Finding herself more in tune with what nature provides, Gordon started listening to the sun, the moon and the soil. This wasn’t an exercise in ideology, but a reality for a sun-grown cannabis farmer. Everything Moon Made grows is sustainably grown outdoors. Originally from San Francisco, Gordon first visited the farm because the previous owner was a drummer like herself, and she wanted to bond over music. She had no previous experience as a gardener and didn’t even keep house plants, but soon decided to try her hand at gardening and cannabis growing.
“People need to be focusing on getting to know the land they are farming on and having access to what is on the land, engaging with the land and going deep into the relationship with the land,” she adds. “I think a sustainable model means developing relationships to the land and really going back to the source, learning new ways and unlearning old ways.”
“ … Gordon started listening to the sun, the moon and the soil. This wasn’t an exercise in ideology, but a reality for a sun-grown cannabis farmer.”
Briceland Forest Farm
In an industry moving seemingly faster than the speed of light to keep up with changing times, giant demand and a huge influx of money, it’s easy for companies to skip over sustainability and focus instead on profit margins. Despite the green rush, Daniel Stein of Briceland Forest Farm feels that the land and process need to come first.
“I think an industry coming out into the light is what I’m really enjoying, but the thing I think that could change the most is the industry focusing on what we are doing, and not on money,” he says. “Everybody in this industry is kind of grabbing for a share of the pie and trying to create business in the profits, and I think we really just need to, as an industry, look at what our values are and why we are in the industry, and the legacy we want to leave in the world with the work we are doing.”
Like Moon Made, Stein grows outdoors and relies on the rhythm of nature for his growing. Above all, however, he feels seeds are the key to the future of sustainable growth.
“When you’re talking about seeds, you’re talking about intelligence,” he explains. “A seed is all the intelligence, all things a plant and the breeders had in that moment, so when you work with something like that as a farmer, you have the potential to collaborate with all the farmers and adapt to both your desires and needs for medicine and your landscape and your land so you can really create strains and work with plants that aren’t this cookie-cutter idea of what the plants can be.”
Emerald Spirit Botanicals
Raised on the farmland he now works, Joseph Haggard knows all about sustainable farming.
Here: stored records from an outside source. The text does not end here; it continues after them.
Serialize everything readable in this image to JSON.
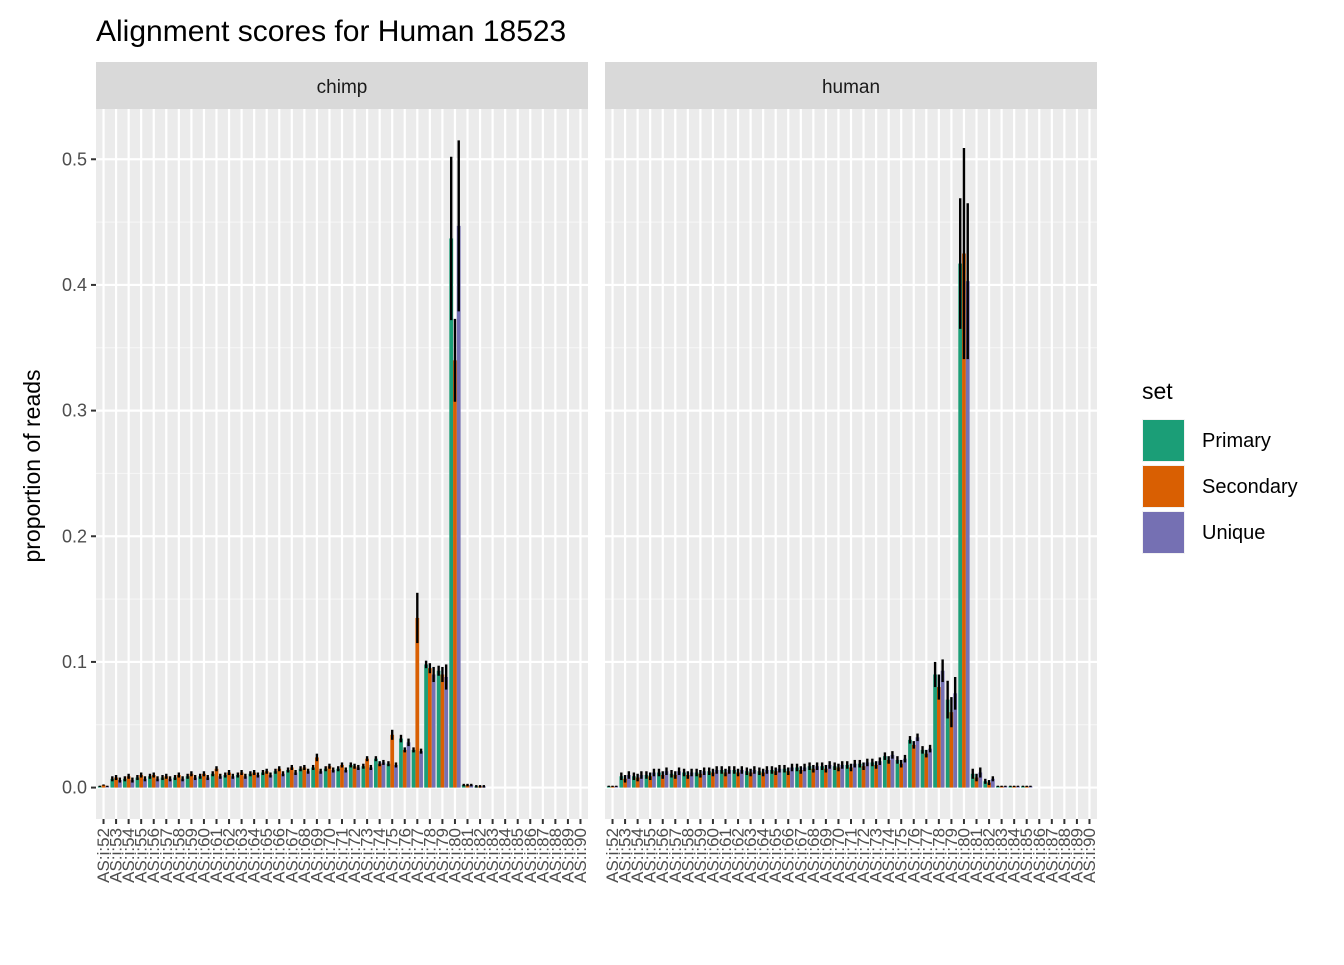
{
  "chart_data": {
    "type": "bar",
    "title": "Alignment scores for Human 18523",
    "xlabel": "",
    "ylabel": "proportion of reads",
    "ylim": [
      -0.025,
      0.54
    ],
    "y_ticks": [
      0.0,
      0.1,
      0.2,
      0.3,
      0.4,
      0.5
    ],
    "y_tick_labels": [
      "0.0",
      "0.1",
      "0.2",
      "0.3",
      "0.4",
      "0.5"
    ],
    "grid": true,
    "legend": {
      "title": "set",
      "position": "right"
    },
    "categories": [
      "AS:i:52",
      "AS:i:53",
      "AS:i:54",
      "AS:i:55",
      "AS:i:56",
      "AS:i:57",
      "AS:i:58",
      "AS:i:59",
      "AS:i:60",
      "AS:i:61",
      "AS:i:62",
      "AS:i:63",
      "AS:i:64",
      "AS:i:65",
      "AS:i:66",
      "AS:i:67",
      "AS:i:68",
      "AS:i:69",
      "AS:i:70",
      "AS:i:71",
      "AS:i:72",
      "AS:i:73",
      "AS:i:74",
      "AS:i:75",
      "AS:i:76",
      "AS:i:77",
      "AS:i:78",
      "AS:i:79",
      "AS:i:80",
      "AS:i:81",
      "AS:i:82",
      "AS:i:83",
      "AS:i:84",
      "AS:i:85",
      "AS:i:86",
      "AS:i:87",
      "AS:i:88",
      "AS:i:89",
      "AS:i:90"
    ],
    "panels": [
      {
        "label": "chimp",
        "series": [
          {
            "name": "Primary",
            "color": "#1B9E77",
            "values": [
              0.001,
              0.007,
              0.007,
              0.008,
              0.009,
              0.008,
              0.008,
              0.009,
              0.009,
              0.011,
              0.01,
              0.01,
              0.011,
              0.012,
              0.013,
              0.014,
              0.015,
              0.016,
              0.015,
              0.015,
              0.018,
              0.017,
              0.023,
              0.019,
              0.039,
              0.03,
              0.098,
              0.093,
              0.437,
              0.002,
              0.001,
              0.0,
              0,
              0,
              0,
              0,
              0,
              0,
              0
            ],
            "errors": [
              0.0005,
              0.002,
              0.002,
              0.002,
              0.002,
              0.002,
              0.002,
              0.002,
              0.002,
              0.002,
              0.002,
              0.002,
              0.002,
              0.002,
              0.002,
              0.002,
              0.002,
              0.002,
              0.002,
              0.002,
              0.002,
              0.002,
              0.002,
              0.002,
              0.003,
              0.002,
              0.003,
              0.004,
              0.065,
              0.001,
              0.001,
              0.0005,
              0,
              0,
              0,
              0,
              0,
              0,
              0
            ]
          },
          {
            "name": "Secondary",
            "color": "#D95F02",
            "values": [
              0.002,
              0.008,
              0.009,
              0.01,
              0.01,
              0.009,
              0.01,
              0.011,
              0.011,
              0.015,
              0.012,
              0.012,
              0.012,
              0.013,
              0.015,
              0.016,
              0.016,
              0.024,
              0.017,
              0.018,
              0.017,
              0.023,
              0.019,
              0.042,
              0.03,
              0.135,
              0.095,
              0.09,
              0.34,
              0.002,
              0.001,
              0.0,
              0,
              0,
              0,
              0,
              0,
              0,
              0
            ],
            "errors": [
              0.0005,
              0.002,
              0.002,
              0.002,
              0.002,
              0.002,
              0.002,
              0.002,
              0.002,
              0.002,
              0.002,
              0.002,
              0.002,
              0.002,
              0.002,
              0.002,
              0.002,
              0.003,
              0.002,
              0.002,
              0.002,
              0.002,
              0.002,
              0.004,
              0.002,
              0.02,
              0.004,
              0.006,
              0.033,
              0.001,
              0.001,
              0.0005,
              0,
              0,
              0,
              0,
              0,
              0,
              0
            ]
          },
          {
            "name": "Unique",
            "color": "#7570B3",
            "values": [
              0.001,
              0.006,
              0.006,
              0.007,
              0.007,
              0.007,
              0.007,
              0.008,
              0.008,
              0.009,
              0.009,
              0.009,
              0.01,
              0.01,
              0.011,
              0.012,
              0.013,
              0.013,
              0.014,
              0.014,
              0.016,
              0.016,
              0.02,
              0.018,
              0.036,
              0.029,
              0.09,
              0.088,
              0.447,
              0.002,
              0.001,
              0.0,
              0,
              0,
              0,
              0,
              0,
              0,
              0
            ],
            "errors": [
              0.0005,
              0.002,
              0.002,
              0.002,
              0.002,
              0.002,
              0.002,
              0.002,
              0.002,
              0.002,
              0.002,
              0.002,
              0.002,
              0.002,
              0.002,
              0.002,
              0.002,
              0.002,
              0.002,
              0.002,
              0.002,
              0.002,
              0.002,
              0.002,
              0.003,
              0.002,
              0.006,
              0.01,
              0.068,
              0.001,
              0.001,
              0.0005,
              0,
              0,
              0,
              0,
              0,
              0,
              0
            ]
          }
        ]
      },
      {
        "label": "human",
        "series": [
          {
            "name": "Primary",
            "color": "#1B9E77",
            "values": [
              0.001,
              0.009,
              0.009,
              0.01,
              0.012,
              0.011,
              0.012,
              0.012,
              0.013,
              0.014,
              0.014,
              0.013,
              0.013,
              0.014,
              0.015,
              0.016,
              0.017,
              0.017,
              0.017,
              0.018,
              0.019,
              0.02,
              0.025,
              0.022,
              0.038,
              0.03,
              0.09,
              0.07,
              0.417,
              0.011,
              0.005,
              0.001,
              0.001,
              0.001,
              0,
              0,
              0,
              0,
              0
            ],
            "errors": [
              0.0005,
              0.003,
              0.003,
              0.003,
              0.003,
              0.003,
              0.003,
              0.003,
              0.003,
              0.003,
              0.003,
              0.003,
              0.003,
              0.003,
              0.003,
              0.003,
              0.003,
              0.003,
              0.003,
              0.003,
              0.003,
              0.003,
              0.003,
              0.003,
              0.003,
              0.003,
              0.01,
              0.015,
              0.052,
              0.004,
              0.002,
              0.0005,
              0.0005,
              0.0005,
              0,
              0,
              0,
              0,
              0
            ]
          },
          {
            "name": "Secondary",
            "color": "#D95F02",
            "values": [
              0.001,
              0.007,
              0.008,
              0.009,
              0.01,
              0.01,
              0.01,
              0.011,
              0.012,
              0.012,
              0.012,
              0.012,
              0.012,
              0.013,
              0.013,
              0.014,
              0.015,
              0.015,
              0.016,
              0.016,
              0.017,
              0.018,
              0.022,
              0.019,
              0.034,
              0.027,
              0.08,
              0.06,
              0.425,
              0.008,
              0.004,
              0.001,
              0.001,
              0.001,
              0,
              0,
              0,
              0,
              0
            ],
            "errors": [
              0.0005,
              0.003,
              0.003,
              0.003,
              0.003,
              0.003,
              0.003,
              0.003,
              0.003,
              0.003,
              0.003,
              0.003,
              0.003,
              0.003,
              0.003,
              0.003,
              0.003,
              0.003,
              0.003,
              0.003,
              0.003,
              0.003,
              0.003,
              0.003,
              0.003,
              0.003,
              0.01,
              0.012,
              0.084,
              0.003,
              0.002,
              0.0005,
              0.0005,
              0.0005,
              0,
              0,
              0,
              0,
              0
            ]
          },
          {
            "name": "Unique",
            "color": "#7570B3",
            "values": [
              0.001,
              0.01,
              0.01,
              0.012,
              0.013,
              0.013,
              0.012,
              0.013,
              0.014,
              0.014,
              0.014,
              0.014,
              0.014,
              0.015,
              0.016,
              0.016,
              0.017,
              0.018,
              0.018,
              0.019,
              0.02,
              0.021,
              0.026,
              0.023,
              0.04,
              0.031,
              0.093,
              0.075,
              0.403,
              0.012,
              0.007,
              0.001,
              0.001,
              0.001,
              0,
              0,
              0,
              0,
              0
            ],
            "errors": [
              0.0005,
              0.003,
              0.003,
              0.003,
              0.003,
              0.003,
              0.003,
              0.003,
              0.003,
              0.003,
              0.003,
              0.003,
              0.003,
              0.003,
              0.003,
              0.003,
              0.003,
              0.003,
              0.003,
              0.003,
              0.003,
              0.003,
              0.003,
              0.003,
              0.003,
              0.003,
              0.009,
              0.013,
              0.062,
              0.004,
              0.002,
              0.0005,
              0.0005,
              0.0005,
              0,
              0,
              0,
              0,
              0
            ]
          }
        ]
      }
    ]
  }
}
“Here on the farm, I build compost heater systems, so instead of using propane to heat our greenhouse, we harvest the heat from compost piles breaking down. There’s not really one aspect that farms should focus on; it should be the relationship between all aspects that really make a farm sustainable.”
By interspersing cannabis with vegetables and other crops, Emerald Spirit grows crops that are varied enough to be resilient without pesticides while simultaneously providing food and medicine to their community.
“One thing I like is that legalization has allowed us to sort of come out of the shadows, and it has allowed us to come together from individual farms into a community of small farms,” Haggard says. “This allows us to share our genetics of cannabis, other veggie seeds, our practices, and it allows us to come together, to become a strong force in this emerging industry so that small farmers can still be recognized as a viable business plan.”
While each of these farms share similar characteristics, their unique approaches to sun-grown, sustainable farming create distinct products that, with the help of Flow Kana, are changing the way consumers in the California view cannabis.